On entend la voix de Nicolaïeff, d'en bas :
« Les clefs, bon Dieu ! »
Garine prélève sur un trousseau une petite clef et la jette par la fenêtre : le gros homme la reçoit dans ses mains réunies en coupe. À l'extrémité de la route apparaissent des ambulanciers, qui portent des blessés couchés sur des civières.
- Deux gardes rouges au bout de la rue, bon Dieu ! Pas de blessés par ici en ce moment !
Fatigué par la réverbération du soleil sur la poussière de la rue et sur les murs, je me retourne un instant. Tout est brouillé. Taches de couleurs des affiches de propagande collées au mur, ombre de Garine qui marche de long en large... Mes yeux, rapidement, s'accoutument à l'ombre. Ces affiches, en ce moment, prennent vie... Garine revient à la fenêtre.
- Nicolaïeff ! Rien que des fusils !
- Bon.
La foule des sans-travail, de plus en plus dense, encadrée par des agents de police en uniforme et un piquet de grève envoyé sans doute par Klein, avance, en pointe, vers la porte : les fusils sont dans la cave. Foule immense, toujours protégée par l'ombre. Arrivent dans le soleil, en rangs, une vingtaine d'hommes porteurs de brassards, conduits par un secrétaire.

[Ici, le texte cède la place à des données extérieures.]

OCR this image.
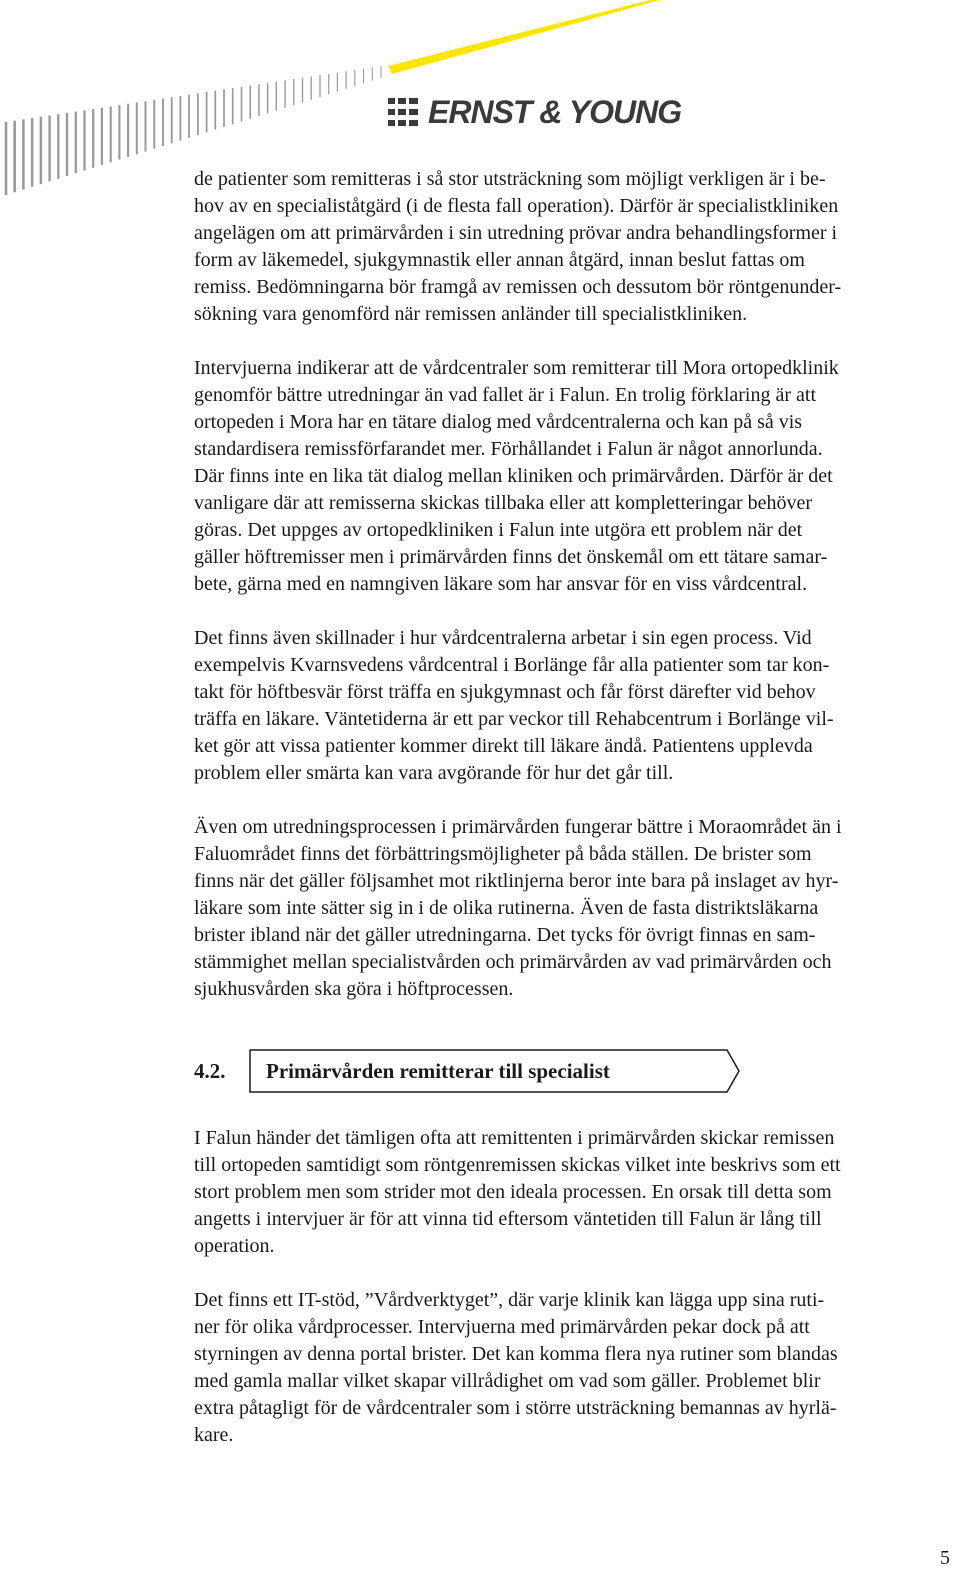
ERNST & YOUNG

de patienter som remitteras i så stor utsträckning som möjligt verkligen är i be-
hov av en specialiståtgärd (i de flesta fall operation). Därför är specialistkliniken
angelägen om att primärvården i sin utredning prövar andra behandlingsformer i
form av läkemedel, sjukgymnastik eller annan åtgärd, innan beslut fattas om
remiss. Bedömningarna bör framgå av remissen och dessutom bör röntgenunder-
sökning vara genomförd när remissen anländer till specialistkliniken.

Intervjuerna indikerar att de vårdcentraler som remitterar till Mora ortopedklinik
genomför bättre utredningar än vad fallet är i Falun. En trolig förklaring är att
ortopeden i Mora har en tätare dialog med vårdcentralerna och kan på så vis
standardisera remissförfarandet mer. Förhållandet i Falun är något annorlunda.
Där finns inte en lika tät dialog mellan kliniken och primärvården. Därför är det
vanligare där att remisserna skickas tillbaka eller att kompletteringar behöver
göras. Det uppges av ortopedkliniken i Falun inte utgöra ett problem när det
gäller höftremisser men i primärvården finns det önskemål om ett tätare samar-
bete, gärna med en namngiven läkare som har ansvar för en viss vårdcentral.

Det finns även skillnader i hur vårdcentralerna arbetar i sin egen process. Vid
exempelvis Kvarnsvedens vårdcentral i Borlänge får alla patienter som tar kon-
takt för höftbesvär först träffa en sjukgymnast och får först därefter vid behov
träffa en läkare. Väntetiderna är ett par veckor till Rehabcentrum i Borlänge vil-
ket gör att vissa patienter kommer direkt till läkare ändå. Patientens upplevda
problem eller smärta kan vara avgörande för hur det går till.

Även om utredningsprocessen i primärvården fungerar bättre i Moraområdet än i
Faluområdet finns det förbättringsmöjligheter på båda ställen. De brister som
finns när det gäller följsamhet mot riktlinjerna beror inte bara på inslaget av hyr-
läkare som inte sätter sig in i de olika rutinerna. Även de fasta distriktsläkarna
brister ibland när det gäller utredningarna. Det tycks för övrigt finnas en sam-
stämmighet mellan specialistvården och primärvården av vad primärvården och
sjukhusvården ska göra i höftprocessen.

4.2. Primärvården remitterar till specialist

I Falun händer det tämligen ofta att remittenten i primärvården skickar remissen
till ortopeden samtidigt som röntgenremissen skickas vilket inte beskrivs som ett
stort problem men som strider mot den ideala processen. En orsak till detta som
angetts i intervjuer är för att vinna tid eftersom väntetiden till Falun är lång till
operation.

Det finns ett IT-stöd, ”Vårdverktyget”, där varje klinik kan lägga upp sina ruti-
ner för olika vårdprocesser. Intervjuerna med primärvården pekar dock på att
styrningen av denna portal brister. Det kan komma flera nya rutiner som blandas
med gamla mallar vilket skapar villrådighet om vad som gäller. Problemet blir
extra påtagligt för de vårdcentraler som i större utsträckning bemannas av hyrlä-
kare.

5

- Garine, de nouveaux types avec des brassards !
Il regarde.
- Les coolies des gens de mer. Ça va.
Silence. Dès que nous attendons quelque chose, nous retrouvons la chaleur, comme une plaie. En bas, une faible rumeur ; murmures, socques, inquiétude, la cliquette d'un marchand ambulant, les cris d'un soldat qui le chasse. Devant la fenêtre, la lumière. Calme plein d'anxiété. Le son rythmé, de plus en plus net, de la marche des hommes qui arrivent, au pas ; le claquement brutal de la halte. Silence. Rumeur... Un seul pas, dans l'escalier. Le secrétaire.